Chris James, president and chief executive for the National Center for American Indian Enterprise Development, believes that Trump and likely his cabinet secretaries will need to be educated on tribal sovereignty.
“I definitely don’t think they have an understanding of tribal sovereignty, but that’s not just the Trump administration,” James, Eastern Band of Cherokee, said. “I think any time there’s a leader change, it’s a lot of education. So that could be at a congressional level, at a Senate level. I mean, folks just don’t understand tribal communities. They definitely don’t understand tribal sovereignty, and they don’t understand the trust relationship between the federal government and the tribes.”

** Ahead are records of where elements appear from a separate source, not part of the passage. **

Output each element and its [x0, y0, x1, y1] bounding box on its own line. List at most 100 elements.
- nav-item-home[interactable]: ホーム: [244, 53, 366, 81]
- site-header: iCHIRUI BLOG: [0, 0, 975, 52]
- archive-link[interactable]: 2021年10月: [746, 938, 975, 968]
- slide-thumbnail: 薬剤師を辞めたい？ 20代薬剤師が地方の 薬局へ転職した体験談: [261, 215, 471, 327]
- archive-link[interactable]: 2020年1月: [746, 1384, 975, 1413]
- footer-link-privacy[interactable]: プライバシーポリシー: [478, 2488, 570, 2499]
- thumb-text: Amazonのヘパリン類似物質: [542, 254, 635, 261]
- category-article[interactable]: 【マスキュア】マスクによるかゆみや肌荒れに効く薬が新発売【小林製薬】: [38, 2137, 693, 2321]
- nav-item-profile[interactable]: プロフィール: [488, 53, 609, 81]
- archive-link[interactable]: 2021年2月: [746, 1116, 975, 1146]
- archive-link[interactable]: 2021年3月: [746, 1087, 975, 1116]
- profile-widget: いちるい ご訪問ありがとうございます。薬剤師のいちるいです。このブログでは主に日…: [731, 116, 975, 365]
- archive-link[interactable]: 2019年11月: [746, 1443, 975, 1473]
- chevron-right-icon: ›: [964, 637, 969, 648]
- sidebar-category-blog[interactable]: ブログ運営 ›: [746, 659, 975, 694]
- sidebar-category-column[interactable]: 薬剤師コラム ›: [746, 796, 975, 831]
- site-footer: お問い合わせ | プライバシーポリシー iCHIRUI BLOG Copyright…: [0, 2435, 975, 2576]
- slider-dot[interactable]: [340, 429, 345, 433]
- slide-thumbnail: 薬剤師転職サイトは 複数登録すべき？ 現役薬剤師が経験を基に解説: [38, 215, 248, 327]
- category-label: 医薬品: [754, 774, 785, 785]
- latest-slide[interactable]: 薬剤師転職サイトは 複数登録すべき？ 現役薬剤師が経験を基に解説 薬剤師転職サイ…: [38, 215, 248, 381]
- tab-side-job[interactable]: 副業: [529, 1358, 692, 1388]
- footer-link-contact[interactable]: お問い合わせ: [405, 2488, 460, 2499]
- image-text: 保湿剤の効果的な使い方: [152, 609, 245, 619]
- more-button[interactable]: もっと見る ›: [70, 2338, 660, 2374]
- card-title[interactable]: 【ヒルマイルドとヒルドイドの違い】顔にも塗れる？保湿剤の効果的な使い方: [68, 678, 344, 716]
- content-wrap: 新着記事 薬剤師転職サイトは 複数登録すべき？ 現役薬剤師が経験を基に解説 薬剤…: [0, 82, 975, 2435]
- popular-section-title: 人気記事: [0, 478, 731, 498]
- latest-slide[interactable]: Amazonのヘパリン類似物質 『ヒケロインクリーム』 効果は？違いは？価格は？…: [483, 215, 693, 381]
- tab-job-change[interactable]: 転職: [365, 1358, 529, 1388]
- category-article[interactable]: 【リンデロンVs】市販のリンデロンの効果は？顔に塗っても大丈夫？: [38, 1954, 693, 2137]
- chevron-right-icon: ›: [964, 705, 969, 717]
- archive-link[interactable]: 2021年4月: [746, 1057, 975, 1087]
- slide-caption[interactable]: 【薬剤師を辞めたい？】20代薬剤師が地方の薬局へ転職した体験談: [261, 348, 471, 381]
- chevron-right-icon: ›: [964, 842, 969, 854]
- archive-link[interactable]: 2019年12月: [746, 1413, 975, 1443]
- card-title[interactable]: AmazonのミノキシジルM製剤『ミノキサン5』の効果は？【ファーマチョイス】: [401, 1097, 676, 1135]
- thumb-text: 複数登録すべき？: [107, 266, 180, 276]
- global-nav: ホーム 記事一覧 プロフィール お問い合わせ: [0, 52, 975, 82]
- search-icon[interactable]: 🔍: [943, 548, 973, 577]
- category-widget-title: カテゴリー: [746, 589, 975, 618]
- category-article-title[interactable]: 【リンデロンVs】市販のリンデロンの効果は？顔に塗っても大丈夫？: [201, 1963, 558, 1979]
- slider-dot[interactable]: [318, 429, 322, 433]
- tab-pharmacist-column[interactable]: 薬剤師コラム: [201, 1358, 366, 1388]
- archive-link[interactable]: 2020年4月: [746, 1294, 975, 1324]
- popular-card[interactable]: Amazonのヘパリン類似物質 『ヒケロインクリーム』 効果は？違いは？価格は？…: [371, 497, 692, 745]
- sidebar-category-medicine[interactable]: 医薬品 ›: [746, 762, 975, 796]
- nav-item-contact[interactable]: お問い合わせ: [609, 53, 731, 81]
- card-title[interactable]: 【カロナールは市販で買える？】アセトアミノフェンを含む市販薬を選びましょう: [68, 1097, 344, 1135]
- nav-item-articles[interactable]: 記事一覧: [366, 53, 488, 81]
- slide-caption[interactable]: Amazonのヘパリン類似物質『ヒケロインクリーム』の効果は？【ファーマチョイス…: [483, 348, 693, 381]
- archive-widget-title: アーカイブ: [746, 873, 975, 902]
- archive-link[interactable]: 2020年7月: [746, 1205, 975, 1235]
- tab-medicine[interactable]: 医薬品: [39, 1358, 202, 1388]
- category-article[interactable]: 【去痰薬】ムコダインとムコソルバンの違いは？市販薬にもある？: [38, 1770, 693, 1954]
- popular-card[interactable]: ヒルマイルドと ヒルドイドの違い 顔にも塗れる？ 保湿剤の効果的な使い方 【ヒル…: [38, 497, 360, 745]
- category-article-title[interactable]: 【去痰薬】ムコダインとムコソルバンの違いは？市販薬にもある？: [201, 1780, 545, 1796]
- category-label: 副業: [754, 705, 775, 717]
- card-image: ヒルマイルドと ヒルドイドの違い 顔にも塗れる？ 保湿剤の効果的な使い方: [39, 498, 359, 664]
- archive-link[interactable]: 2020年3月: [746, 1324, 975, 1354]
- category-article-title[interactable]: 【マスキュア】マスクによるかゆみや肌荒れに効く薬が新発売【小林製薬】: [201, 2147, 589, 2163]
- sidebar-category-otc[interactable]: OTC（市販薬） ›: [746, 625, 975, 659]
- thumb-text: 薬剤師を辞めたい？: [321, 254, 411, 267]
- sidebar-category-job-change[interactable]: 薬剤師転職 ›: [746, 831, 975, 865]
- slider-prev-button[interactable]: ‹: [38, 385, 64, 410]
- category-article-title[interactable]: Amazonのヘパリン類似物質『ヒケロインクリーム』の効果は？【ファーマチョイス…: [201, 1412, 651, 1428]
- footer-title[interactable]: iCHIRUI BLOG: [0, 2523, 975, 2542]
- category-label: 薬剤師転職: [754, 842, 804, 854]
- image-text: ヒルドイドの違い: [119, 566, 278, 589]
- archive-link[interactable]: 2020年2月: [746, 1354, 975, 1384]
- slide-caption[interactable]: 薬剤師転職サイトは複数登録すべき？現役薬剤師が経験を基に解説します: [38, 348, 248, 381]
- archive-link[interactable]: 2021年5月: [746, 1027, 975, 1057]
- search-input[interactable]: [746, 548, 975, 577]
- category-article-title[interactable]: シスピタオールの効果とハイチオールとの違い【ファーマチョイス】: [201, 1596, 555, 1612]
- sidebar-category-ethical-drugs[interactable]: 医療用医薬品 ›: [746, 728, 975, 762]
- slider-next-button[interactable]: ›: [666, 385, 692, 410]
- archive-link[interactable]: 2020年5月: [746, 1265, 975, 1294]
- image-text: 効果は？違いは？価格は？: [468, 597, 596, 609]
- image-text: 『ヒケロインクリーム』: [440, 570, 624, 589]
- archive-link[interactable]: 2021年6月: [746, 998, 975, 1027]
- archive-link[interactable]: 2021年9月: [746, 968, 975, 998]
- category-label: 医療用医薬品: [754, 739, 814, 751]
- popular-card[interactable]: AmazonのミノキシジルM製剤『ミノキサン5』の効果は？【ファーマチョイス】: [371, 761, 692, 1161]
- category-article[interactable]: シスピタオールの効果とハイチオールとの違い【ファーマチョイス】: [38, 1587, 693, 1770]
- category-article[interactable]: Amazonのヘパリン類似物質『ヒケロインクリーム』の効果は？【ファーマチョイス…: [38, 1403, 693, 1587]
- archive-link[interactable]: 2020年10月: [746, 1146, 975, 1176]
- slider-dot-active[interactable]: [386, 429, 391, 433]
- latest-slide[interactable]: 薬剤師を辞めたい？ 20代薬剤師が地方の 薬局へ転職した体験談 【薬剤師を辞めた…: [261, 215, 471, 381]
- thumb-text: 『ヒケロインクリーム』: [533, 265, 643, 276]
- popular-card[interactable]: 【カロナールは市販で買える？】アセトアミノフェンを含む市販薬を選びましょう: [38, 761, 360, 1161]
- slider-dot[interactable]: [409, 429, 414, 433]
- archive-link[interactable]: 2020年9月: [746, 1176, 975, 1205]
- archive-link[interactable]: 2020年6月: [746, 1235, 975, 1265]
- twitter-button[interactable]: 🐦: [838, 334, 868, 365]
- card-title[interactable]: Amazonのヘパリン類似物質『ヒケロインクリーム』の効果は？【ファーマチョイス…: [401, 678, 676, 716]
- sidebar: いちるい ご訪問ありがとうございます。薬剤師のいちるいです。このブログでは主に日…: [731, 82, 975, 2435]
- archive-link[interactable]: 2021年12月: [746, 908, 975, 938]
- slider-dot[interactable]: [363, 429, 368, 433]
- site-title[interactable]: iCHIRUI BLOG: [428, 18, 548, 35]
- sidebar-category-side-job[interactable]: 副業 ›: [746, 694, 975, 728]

Speculation is swirling about what could happen for tribal nations under another Trump presidency, but James doesn’t want to get caught on the what ifs.
“I don’t want us to jump ahead and say, ‘They’re going to go in and make all these sweeping changes,’” James said. “We don’t know yet. So I think until we start seeing day one priorities, and when this administration is in power, that’s when we can be a little more proactive.”
Gray hopes that the Trump administration will continue to host an annual gathering of tribal leaders, whether he chooses to call it the Tribal Nations Summit or something different.
“This door opens both ways, because tribal nations have to offer job opportunities, economic growth, energy, and these are things that are important to all of America,” Gray said. “And job creation. We have some highly successful tribes — that knowledge is there. How can we be a part of making improvements to our country?”
Collectively, the 39 federally recognized tribes in Oklahoma, for example, are the second largest employer in the state. The Alabama-Coushatta Tribe of Texas is the second-largest employer in Polk County, a remote, rural area north of Houston.
Tribal gaming generated $42 billion in revenue in 2023, but this doesn’t account for the spillover of profit to other areas, according to an analysis by the Center for Indian Country Development.
For example, the Alabama-Coushatta tribe’s gaming facility brings not only direct jobs but has attracted fast-food chains, restaurants, hotels and more to the area. It has created more than 800 permanent jobs, according to the report. About 400 are direct employment by the tribe, and the rest are dependent on the gaming enterprise.
A study showed that Naskila Casino, an enterprise of Alabama-Coushatta, injected $212 million into the local economy, according to a 2023 updated report by TXP commissioned by the Texas Forest Country Partnership.
In a year when the state of the U.S. economy was one of the biggest issues in the November election, tribal nations and their enterprises are often economic drivers in rural America.